When i lisen to renaissance lute music on naxos , it heals my bleeding heart, see i suffer multiple wounds and when i lisen to lute i forgive about everything my mind go numb and it's better that way.

Beside this cd i like early venitian lute music on naxos once again, it's great, than for baroque i would says sylvius leopold wiess.

:tiphat:


----------



## Marinera (May 13, 2016)

Well, Kapsberger is very neutral mood wise and I have Leopold Weiss floating somewhere in my wishlist, the reason why i haven't heard enough of his works.

I have a disc with lute music called the Court of Bayreuth played by Miguel Yisrael that I like very much and listen to it when i want some peace and quiet. 18th c. composers Hagen, Falckenhagen and Scheidler. 
Though in the begining the mood feels a little wistfull even melancholy.


----------



## Mandryka (Feb 22, 2013)

deprofundis said:


> When i lisen to renaissance lute music on naxos , it heals my bleeding heart, see i suffer multiple wounds and when i lisen to lute i forgive about everything my mind go numb and it's better that way.
> 
> Beside this cd i like early venitian lute music on naxos once again, it's great, than for baroque i would says sylvius leopold wiess.
> 
> :tiphat:


I think that, if you want something to ease sadness, you should listen to some François Dufaut and some Ennemand Gaultier.
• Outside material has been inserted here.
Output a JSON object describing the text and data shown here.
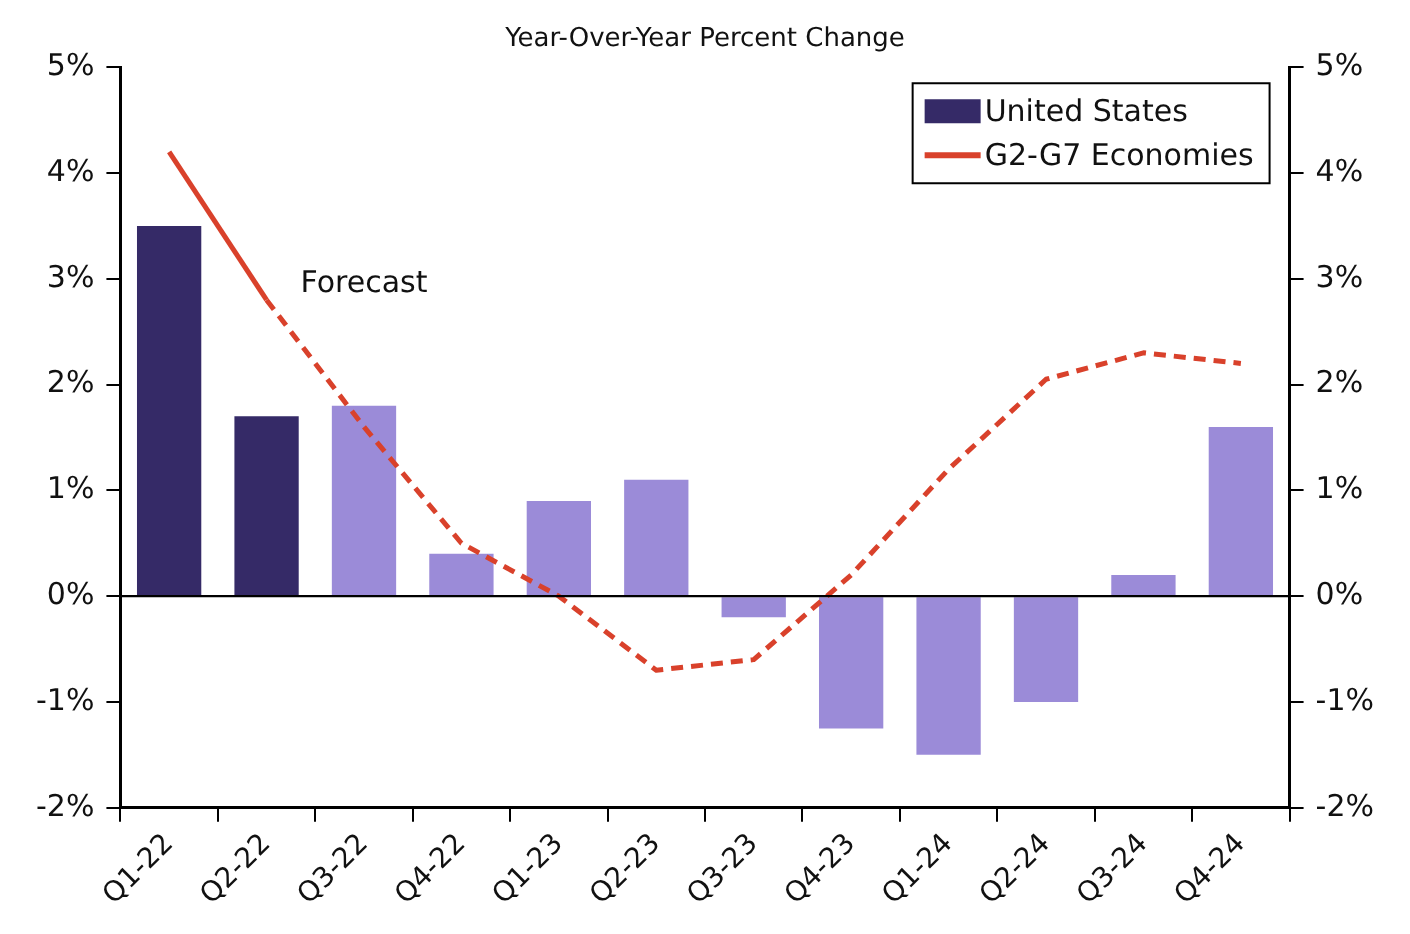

I have the idea that music in the style brisé is the instrumental analogue of Ars Subtilior.


----------



## TxllxT (Mar 2, 2011)

deprofundis said:


> When i lisen to renaissance lute music on naxos , it heals my bleeding heart, see i suffer multiple wounds and when i lisen to lute i forgive about everything my mind go numb and it's better that way.
> 
> Beside this cd i like early venitian lute music on naxos once again, it's great, than for baroque i would says sylvius leopold wiess.
> 
> :tiphat:


Basically all this goes back to the Biblical story of King Saul suffering great depressions (with a spirit of anger haunting him) who is being healed by David playing the lyre.


----------